La nouvelle Constitution a, manifestement, contribué à précipiter la crise et sauvé le Sénégal d’une dictature à direction soudanaise, prenant la forme, à la mode de l’époque, d’une démocratie populaire soutenue par l’URSS. En ces temps de guerre froide, c’était un risque sérieux de déséquilibre.
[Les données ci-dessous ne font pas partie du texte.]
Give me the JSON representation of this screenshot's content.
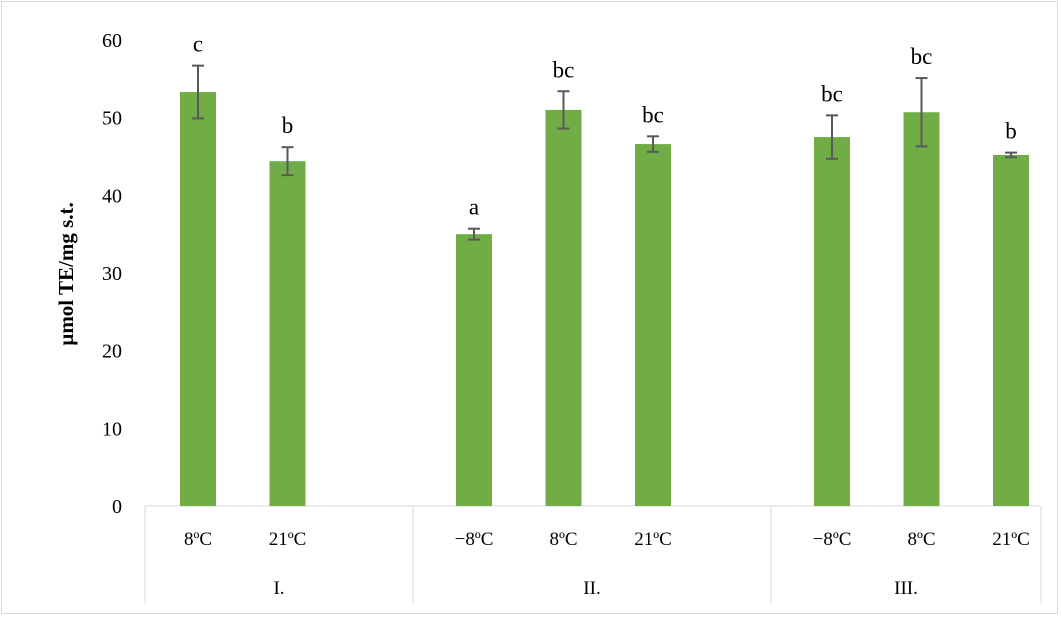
{
  "chart_data": {
    "type": "bar",
    "title": "",
    "xlabel": "",
    "ylabel": "µmol TE/mg s.t.",
    "ylim": [
      0,
      60
    ],
    "yticks": [
      0,
      10,
      20,
      30,
      40,
      50,
      60
    ],
    "grid": false,
    "legend": "none",
    "bar_color": "#70ad47",
    "error_bar_color": "#595959",
    "groups": [
      {
        "label": "I.",
        "bars": [
          {
            "category": "8ºC",
            "value": 53.3,
            "error": 3.4,
            "letter": "c"
          },
          {
            "category": "21ºC",
            "value": 44.4,
            "error": 1.8,
            "letter": "b"
          }
        ]
      },
      {
        "label": "II.",
        "bars": [
          {
            "category": "−8ºC",
            "value": 35.0,
            "error": 0.7,
            "letter": "a"
          },
          {
            "category": "8ºC",
            "value": 51.0,
            "error": 2.4,
            "letter": "bc"
          },
          {
            "category": "21ºC",
            "value": 46.6,
            "error": 1.0,
            "letter": "bc"
          }
        ]
      },
      {
        "label": "III.",
        "bars": [
          {
            "category": "−8ºC",
            "value": 47.5,
            "error": 2.8,
            "letter": "bc"
          },
          {
            "category": "8ºC",
            "value": 50.7,
            "error": 4.4,
            "letter": "bc"
          },
          {
            "category": "21ºC",
            "value": 45.2,
            "error": 0.3,
            "letter": "b"
          }
        ]
      }
    ]
  }
}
« .N’ayant pas de majorité à l’Assemblée, se heurta à la résistance du gouvernement sénégalais à l’extension du pouvoir fédéral, Modibo Keita, Chef du gouvernement fédéral, se résolut à passer en force. Ce grand seigneur, de haute taille, taillé à la serpe, laissant dire qu’il serait un descendant de son homonyme Soundiata Keita, était sûr de dominer les Sénégalais et que ceux-ci s’inclineraient.
En droit, il disposait de l’armée fédérale, les Sénégalais n’ayant qu’une garde territoriale incapable de résister à des unités militaires… à condition que ces unités obéissent aux ordres. Or  » l’armée fédérale « , créée par les accords du 4 avril, est à peine sortie de l’armée française. Les soldats sont sénégalais, beaucoup d’officiers sont français, les autres sont sénégalais. Quand ils comprennent le rôle qu’on veut leur faire jouer, ils refusent d’obéir, la rue les acclame et conspue les Soudanais qui sont bientôt en état d’arrestation.

Senghor, même si l’échec de la Fédération est pour lui un déchirement, prend, naturellement, le parti du Sénégal, son pays, tout en s’interposant pour qu’il n’y ait pas de violences contre les vaincus de cette journée des dupes. Les Soudanais seront regroupés dans un train spécial pour Bamako. À chaque gare de ce long trajet à voie unique, de Dakar à la frontière soudanaise, la population crie sa joie d’être débarrassée de ces  » étrangers « ; ils sont insultés, humiliation suprême pour ces seigneurs.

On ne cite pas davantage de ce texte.